Wednesday 24th July 2019 07:11 EDT
 
 

A 39-year old MP from East Dunbartonshire has succeeded Sir Vince Cable and become the first female leader of Liberal Democrats. Winning by an almost staggering 48,000 votes, she defeated her competitor, Sir Ed Davey by almost 20,000 to become the first woman and the youngest ever leader in charge of her party.
When Sir Vince Cable had inherited Liberal Democrats in 2017, the party was in a mess and continues to be in the political wilderness after its hammering in the 2015 general election. It hadn't made the progress it had hoped for in 2017's snap poll, and Tim Farron had quit suddenly as leader amid uncomfortable questions over his views on faith and homosexuality.
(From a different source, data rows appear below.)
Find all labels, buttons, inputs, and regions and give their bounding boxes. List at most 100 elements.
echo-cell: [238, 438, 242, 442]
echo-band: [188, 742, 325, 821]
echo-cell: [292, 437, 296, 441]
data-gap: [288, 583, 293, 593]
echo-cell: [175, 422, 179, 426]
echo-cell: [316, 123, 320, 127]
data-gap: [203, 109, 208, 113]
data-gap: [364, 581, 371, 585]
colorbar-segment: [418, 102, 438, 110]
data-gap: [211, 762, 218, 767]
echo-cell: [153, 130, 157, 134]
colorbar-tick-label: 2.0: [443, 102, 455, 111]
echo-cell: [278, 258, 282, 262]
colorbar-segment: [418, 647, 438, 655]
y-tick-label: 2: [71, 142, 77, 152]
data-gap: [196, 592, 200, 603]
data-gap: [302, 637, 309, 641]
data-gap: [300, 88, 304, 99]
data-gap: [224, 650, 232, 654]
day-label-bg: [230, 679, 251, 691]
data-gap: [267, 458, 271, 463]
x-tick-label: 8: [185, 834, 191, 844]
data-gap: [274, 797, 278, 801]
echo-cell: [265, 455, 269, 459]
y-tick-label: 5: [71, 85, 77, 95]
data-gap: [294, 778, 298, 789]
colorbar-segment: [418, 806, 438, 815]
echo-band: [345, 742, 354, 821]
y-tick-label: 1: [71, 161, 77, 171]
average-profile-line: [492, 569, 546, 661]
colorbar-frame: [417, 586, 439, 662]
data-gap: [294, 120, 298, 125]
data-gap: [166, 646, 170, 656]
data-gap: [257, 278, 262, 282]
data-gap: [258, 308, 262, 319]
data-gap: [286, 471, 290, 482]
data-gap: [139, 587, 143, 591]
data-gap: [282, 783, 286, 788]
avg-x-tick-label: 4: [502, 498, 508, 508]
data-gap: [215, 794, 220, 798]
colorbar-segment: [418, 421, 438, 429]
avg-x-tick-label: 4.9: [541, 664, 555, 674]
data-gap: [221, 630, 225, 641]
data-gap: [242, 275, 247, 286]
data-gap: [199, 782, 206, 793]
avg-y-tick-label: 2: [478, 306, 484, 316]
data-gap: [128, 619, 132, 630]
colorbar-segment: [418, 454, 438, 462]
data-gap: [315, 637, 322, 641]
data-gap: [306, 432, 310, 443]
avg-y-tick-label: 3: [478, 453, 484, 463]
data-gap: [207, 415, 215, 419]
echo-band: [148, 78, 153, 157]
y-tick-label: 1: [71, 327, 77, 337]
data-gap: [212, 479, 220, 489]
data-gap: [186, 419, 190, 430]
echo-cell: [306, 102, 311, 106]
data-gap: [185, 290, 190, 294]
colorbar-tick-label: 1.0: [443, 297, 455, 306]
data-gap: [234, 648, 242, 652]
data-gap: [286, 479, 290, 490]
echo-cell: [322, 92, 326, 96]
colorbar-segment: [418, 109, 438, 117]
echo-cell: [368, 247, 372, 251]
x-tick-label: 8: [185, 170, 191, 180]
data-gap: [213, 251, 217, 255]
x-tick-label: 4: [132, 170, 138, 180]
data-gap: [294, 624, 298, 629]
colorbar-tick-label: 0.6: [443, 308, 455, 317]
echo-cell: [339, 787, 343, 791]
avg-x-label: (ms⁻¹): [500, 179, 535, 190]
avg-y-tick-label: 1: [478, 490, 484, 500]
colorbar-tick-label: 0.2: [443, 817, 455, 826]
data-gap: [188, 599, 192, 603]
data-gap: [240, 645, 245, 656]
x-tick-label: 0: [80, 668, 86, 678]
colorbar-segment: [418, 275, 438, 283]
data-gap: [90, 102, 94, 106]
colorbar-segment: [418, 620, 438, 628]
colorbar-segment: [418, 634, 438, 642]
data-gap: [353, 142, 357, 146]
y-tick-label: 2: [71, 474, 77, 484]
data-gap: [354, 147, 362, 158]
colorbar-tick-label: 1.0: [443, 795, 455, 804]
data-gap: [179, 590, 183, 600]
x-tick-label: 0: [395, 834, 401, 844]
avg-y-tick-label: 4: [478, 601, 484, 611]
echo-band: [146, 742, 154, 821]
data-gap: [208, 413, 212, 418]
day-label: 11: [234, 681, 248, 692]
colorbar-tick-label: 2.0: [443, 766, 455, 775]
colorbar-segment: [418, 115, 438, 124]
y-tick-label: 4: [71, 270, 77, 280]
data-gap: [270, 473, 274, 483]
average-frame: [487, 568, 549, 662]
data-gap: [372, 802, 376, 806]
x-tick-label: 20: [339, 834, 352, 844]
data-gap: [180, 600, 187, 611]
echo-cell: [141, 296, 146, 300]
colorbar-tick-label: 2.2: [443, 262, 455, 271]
The Lib Dems were obliterated from 57 seats Commons to merely eight in 2015 after going into an austerity-pushing Coalition with the Tories - and breaking a promise not to hike university tuition fees. However, in the recently conducted EU and local elections Lib Dems managed to surge ahead of Tories and the Labour Party gaining strong footholds both in the UK and the EU. Now, political pundits and analysts predict that Swinson's election could pose a threat to Boris Johnson as she gears ahead to be a Prime Ministerial candidate.
"I stand before you today not just as leader of the Lib Dems, but as a candidate to be prime minister. There is no limit for my ambition for our party, our movement and our country. I am ready to take my party into a general election and win it," she said.
She was only 25 years old when she was first elected to Parliament in 2005, and regained her East Dunbartonshire seat in the 2017 general election after losing it two years earlier.
But it apperas, that it is the Labour party that should be concerned about their splintering vote share as opposed to Johnson herself. Swinson talks passionately about the identity issues that matter to many young Labour voters – her victory speech rallied against violence against LGBT couples and Islamophobia and antisemitism dominant in both main parties.